Topological Quantum Critical Points in Strong Coupling limits: Global Symmetries and Strongly Interacting Majorana Fermions

TL;DR

This paper investigates strong coupling limits of topological quantum critical points, revealing how global symmetries influence the nature of phase transitions and identifying new fixed points involving Majorana fermions and emergent bosons.

Contribution

It characterizes the strong coupling fixed points of TQCPs in various dimensions, highlighting the role of symmetries and emergent particles in transition termination and critical behavior.

Findings

Strong coupling fixed points can be supersymmetric or conformal invariant.

Transition lines are terminated by fixed points involving Majorana fermions and bosons.
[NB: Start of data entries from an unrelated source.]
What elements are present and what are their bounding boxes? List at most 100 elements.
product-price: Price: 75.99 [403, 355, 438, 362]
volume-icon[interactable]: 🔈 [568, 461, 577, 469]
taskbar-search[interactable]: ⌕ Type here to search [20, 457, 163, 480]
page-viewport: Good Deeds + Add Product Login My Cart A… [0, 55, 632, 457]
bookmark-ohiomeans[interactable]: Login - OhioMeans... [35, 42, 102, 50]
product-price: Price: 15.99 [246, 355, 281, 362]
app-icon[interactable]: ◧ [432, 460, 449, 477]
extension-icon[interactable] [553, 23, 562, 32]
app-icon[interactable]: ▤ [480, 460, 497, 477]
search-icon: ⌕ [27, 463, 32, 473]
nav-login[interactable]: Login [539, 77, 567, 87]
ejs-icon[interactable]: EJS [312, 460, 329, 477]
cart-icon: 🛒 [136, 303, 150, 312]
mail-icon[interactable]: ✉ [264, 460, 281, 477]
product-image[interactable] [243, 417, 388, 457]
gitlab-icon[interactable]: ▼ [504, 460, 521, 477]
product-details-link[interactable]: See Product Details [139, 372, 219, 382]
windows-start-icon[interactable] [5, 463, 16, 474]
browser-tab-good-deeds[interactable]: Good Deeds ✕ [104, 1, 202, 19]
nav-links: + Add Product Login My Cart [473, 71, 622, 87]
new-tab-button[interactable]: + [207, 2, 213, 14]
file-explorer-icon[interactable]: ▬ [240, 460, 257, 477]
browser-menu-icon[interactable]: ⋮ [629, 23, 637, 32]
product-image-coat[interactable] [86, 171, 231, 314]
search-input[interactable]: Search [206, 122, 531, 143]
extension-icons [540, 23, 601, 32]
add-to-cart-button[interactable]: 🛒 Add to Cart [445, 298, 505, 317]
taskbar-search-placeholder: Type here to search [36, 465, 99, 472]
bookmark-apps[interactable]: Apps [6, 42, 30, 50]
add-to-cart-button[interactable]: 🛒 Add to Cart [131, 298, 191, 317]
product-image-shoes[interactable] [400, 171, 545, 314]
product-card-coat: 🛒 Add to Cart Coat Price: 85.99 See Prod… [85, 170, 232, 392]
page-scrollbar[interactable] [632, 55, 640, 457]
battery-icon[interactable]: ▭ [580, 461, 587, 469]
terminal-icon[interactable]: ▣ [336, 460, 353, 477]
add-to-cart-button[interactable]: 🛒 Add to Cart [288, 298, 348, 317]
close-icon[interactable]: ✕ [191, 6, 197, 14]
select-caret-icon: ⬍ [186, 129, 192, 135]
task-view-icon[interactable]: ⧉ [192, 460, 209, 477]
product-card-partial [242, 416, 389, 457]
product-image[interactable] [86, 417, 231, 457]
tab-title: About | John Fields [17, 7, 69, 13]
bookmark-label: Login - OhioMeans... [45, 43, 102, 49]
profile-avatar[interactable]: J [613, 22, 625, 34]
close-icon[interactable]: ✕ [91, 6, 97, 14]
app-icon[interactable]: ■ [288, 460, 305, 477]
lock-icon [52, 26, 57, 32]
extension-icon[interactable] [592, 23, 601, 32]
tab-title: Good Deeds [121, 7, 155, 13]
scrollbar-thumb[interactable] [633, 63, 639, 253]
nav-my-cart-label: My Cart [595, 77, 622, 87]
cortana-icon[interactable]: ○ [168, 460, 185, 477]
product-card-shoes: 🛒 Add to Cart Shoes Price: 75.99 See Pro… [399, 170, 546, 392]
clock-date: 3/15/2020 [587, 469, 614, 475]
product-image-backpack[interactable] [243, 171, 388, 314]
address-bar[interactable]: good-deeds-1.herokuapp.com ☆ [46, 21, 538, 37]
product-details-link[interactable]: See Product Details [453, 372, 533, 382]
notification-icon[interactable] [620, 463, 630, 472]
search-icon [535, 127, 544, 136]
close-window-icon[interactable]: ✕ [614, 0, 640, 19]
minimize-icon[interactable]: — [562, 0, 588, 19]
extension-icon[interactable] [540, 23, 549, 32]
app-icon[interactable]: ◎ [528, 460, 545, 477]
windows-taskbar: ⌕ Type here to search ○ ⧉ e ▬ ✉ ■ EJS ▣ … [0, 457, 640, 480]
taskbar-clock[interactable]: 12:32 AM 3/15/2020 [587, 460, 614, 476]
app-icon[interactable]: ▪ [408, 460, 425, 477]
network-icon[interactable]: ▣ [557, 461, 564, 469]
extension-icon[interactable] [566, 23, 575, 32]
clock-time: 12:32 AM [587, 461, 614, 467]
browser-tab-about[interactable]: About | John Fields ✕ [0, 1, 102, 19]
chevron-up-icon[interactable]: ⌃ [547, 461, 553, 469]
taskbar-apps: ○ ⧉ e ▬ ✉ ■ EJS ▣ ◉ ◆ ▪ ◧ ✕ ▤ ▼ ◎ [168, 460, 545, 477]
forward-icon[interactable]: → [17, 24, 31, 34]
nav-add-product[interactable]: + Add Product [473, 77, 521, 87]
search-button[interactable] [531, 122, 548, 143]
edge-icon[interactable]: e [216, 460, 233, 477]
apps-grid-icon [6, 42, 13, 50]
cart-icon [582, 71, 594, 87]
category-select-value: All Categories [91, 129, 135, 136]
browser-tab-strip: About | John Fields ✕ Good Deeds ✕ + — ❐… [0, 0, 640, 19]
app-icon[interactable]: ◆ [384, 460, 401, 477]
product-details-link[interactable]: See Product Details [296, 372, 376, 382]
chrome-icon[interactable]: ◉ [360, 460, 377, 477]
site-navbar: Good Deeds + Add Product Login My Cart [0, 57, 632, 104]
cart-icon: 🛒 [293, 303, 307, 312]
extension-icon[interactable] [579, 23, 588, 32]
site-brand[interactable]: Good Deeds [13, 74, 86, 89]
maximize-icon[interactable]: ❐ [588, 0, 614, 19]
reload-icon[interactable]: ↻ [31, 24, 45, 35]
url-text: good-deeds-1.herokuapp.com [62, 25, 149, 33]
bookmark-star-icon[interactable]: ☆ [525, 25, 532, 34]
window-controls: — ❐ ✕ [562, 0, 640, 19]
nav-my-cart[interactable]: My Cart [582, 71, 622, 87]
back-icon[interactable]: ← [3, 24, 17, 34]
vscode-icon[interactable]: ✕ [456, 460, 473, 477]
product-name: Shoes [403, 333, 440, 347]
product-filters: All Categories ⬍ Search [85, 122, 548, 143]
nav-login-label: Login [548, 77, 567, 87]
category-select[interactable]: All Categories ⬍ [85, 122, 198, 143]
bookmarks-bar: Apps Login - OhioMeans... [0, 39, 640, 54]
First-order transitions occur when protecting symmetries are spontaneously broken.

Abstract

In this article, we discuss strong coupling limits of topological quantum critical points (TQCPs) where quantum phase transitions between two topological distinct superconducting states take place. We illustrate that while superconducting phases on both sides of TQCPs spontaneously break same symmetries, universality classes of critical states can be identified only when global symmetries in topological states are further specified. In dimensions $d=2,3$, we find that continuous $(d+1)$th order transitions at weakly interacting TQCPs that were pointed out previously in the presence of emergent Lorentz symmetry can be terminated by strongly interacting fixed points of majorana fields. For $2d$ time reversal symmetry breaking TQCPs, termination points are supersymmetric with ${\mathcal N}=4N_f={1}$ (where $N_f$ is the number of four-component Dirac fermions and ${\mathcal N}$ is the number of two-component real fermions) beyond which transitions are discontinuous first order ones. For $2d$ time reversal symmetric TQCPs without other global symmetries, termination points of $(d+1)$th order continuous transition lines are generically conformal invariant without supersymmetry. Beyond these strong coupling fixed points, there are first-order discontinuous transitions as far as the protecting symmetry is not spontaneously broken but no direct transitions if the protecting symmetry is spontaneously broken in the presence of strong interactions. In $3d$, strong coupling termination points can be further effectively represented by new emergent gapless real bosons weakly coupled with free gapless majorana fermions. However, in $1d$, time reversal symmetric $(d+1)$th continuous transition lines of TQCPs are terminated by simple free majorana fermion fixed points.